One of the talented advertising agencies with whom I have worked created a new marketing campaign as requested by a builder (again, fortunately not one of my clients) and showed me the program as a sample of their recent work. The campaign included major revisions to the homebuilder’s web site and a new social media effort plus new print ads, billboards and direct mail, all of which were admittedly very well done. Thousands of dollars were spent but, from what I have subsequently heard, although traffic increased slightly, there was no discernable improvement in sales and that was no surprise to me.
I am familiar with the market in which this builder operates and I have seen this builder’s homes. Once again, they are simply nothing special. In fact, he has effectively been building these same designs for the past ten years and now almost every other builder in the market offers the same homes. But even worse, now this builder has sold out all of the close-in locations that he had and his new communities are on the far fringes of the urban area. So he is offering stale designs in less desirable locations and competing not only with numerous other builders but also his own resale houses which enjoy superior locations and lower cost basis.
I know that business is slow for many ad agencies in the homebuilding industry but was there not an obligation on the part of this agency to have at least suggested to the builder that prior to changing the web site or running new ads he should look at his market position and strategic plan?
The reality is that even the best new sales team cannot solve the problem of homes lacking competitive superiority. And the best new advertising campaign cannot cure the inherent underlying issues of location and price. In both cases they are “tactical” attempts to correct “strategic” failings and are, therefore, inherently doomed to failure. I believe that the broker in the first situation and the ad agency in the second situation failed in their ethical, moral and business obligations to tell the truth. But I also fault the builders in both situations for failing to seek out the truth.

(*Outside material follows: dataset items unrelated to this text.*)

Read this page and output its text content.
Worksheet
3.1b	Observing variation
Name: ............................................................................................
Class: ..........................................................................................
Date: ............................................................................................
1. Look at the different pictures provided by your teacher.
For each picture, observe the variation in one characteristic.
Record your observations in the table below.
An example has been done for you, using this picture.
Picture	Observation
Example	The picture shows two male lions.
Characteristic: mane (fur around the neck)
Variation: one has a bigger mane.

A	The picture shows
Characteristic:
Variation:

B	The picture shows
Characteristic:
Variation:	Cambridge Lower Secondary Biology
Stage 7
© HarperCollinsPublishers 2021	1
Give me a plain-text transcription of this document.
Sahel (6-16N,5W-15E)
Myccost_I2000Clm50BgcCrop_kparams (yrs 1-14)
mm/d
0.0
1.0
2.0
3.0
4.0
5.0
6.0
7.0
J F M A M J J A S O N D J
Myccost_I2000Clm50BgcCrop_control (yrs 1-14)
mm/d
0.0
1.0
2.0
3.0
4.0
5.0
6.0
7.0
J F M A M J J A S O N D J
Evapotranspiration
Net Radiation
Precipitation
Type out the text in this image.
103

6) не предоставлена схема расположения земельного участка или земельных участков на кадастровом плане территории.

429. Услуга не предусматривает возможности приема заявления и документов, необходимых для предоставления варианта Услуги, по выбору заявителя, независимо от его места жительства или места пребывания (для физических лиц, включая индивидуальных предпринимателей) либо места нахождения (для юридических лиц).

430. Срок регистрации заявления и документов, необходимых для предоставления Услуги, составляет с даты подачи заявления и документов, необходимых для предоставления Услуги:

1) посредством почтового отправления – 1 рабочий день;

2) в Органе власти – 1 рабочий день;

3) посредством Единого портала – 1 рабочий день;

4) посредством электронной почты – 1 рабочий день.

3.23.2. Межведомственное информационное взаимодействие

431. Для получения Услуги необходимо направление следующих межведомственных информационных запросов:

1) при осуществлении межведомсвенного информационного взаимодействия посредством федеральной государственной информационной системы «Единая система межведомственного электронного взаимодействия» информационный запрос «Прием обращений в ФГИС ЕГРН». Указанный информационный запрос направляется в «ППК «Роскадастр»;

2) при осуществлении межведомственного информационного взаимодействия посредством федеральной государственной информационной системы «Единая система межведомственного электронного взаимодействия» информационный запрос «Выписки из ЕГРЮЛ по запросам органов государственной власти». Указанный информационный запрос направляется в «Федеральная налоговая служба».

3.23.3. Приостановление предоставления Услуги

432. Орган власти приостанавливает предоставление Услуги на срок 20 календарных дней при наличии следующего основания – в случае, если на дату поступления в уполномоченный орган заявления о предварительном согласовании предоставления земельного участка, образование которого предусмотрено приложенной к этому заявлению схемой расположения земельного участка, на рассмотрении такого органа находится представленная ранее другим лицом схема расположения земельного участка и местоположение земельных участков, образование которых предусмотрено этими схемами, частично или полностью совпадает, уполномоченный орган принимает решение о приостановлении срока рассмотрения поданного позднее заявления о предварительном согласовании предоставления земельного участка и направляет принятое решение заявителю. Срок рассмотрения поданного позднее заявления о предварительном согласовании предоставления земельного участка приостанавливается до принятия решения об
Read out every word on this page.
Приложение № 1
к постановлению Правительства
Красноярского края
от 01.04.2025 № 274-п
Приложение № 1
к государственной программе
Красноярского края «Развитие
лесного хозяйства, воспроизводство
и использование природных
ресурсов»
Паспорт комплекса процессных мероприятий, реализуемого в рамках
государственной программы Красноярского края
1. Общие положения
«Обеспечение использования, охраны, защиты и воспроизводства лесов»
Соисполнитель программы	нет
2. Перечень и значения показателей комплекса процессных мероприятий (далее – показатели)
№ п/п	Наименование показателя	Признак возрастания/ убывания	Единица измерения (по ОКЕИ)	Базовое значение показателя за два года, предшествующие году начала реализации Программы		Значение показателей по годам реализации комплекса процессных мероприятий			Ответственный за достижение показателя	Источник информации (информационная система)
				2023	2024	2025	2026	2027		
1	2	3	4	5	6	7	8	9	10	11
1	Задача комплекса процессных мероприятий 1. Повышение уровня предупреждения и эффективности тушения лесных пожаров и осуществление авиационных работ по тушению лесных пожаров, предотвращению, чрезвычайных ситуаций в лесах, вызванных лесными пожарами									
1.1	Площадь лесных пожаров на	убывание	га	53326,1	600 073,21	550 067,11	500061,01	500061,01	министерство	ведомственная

As my dear friend Bonnie Alfriend said in a reference for me,…”As one mutual builder client shared with me, ‘I may not always like what I hear from Dan but one thing is consistent; he always tells the truth and he is always right.” I am not certain that I am always right but I always tell the truth because while the truth may not set you free (please forgive the adjustment to John 8:32) it is a start to understanding reality and creating an opportunity for success in homebuilding. And I believe that every consultant and related industry professional has an obligation to tell the truth to their builders. But that’s just my opinion.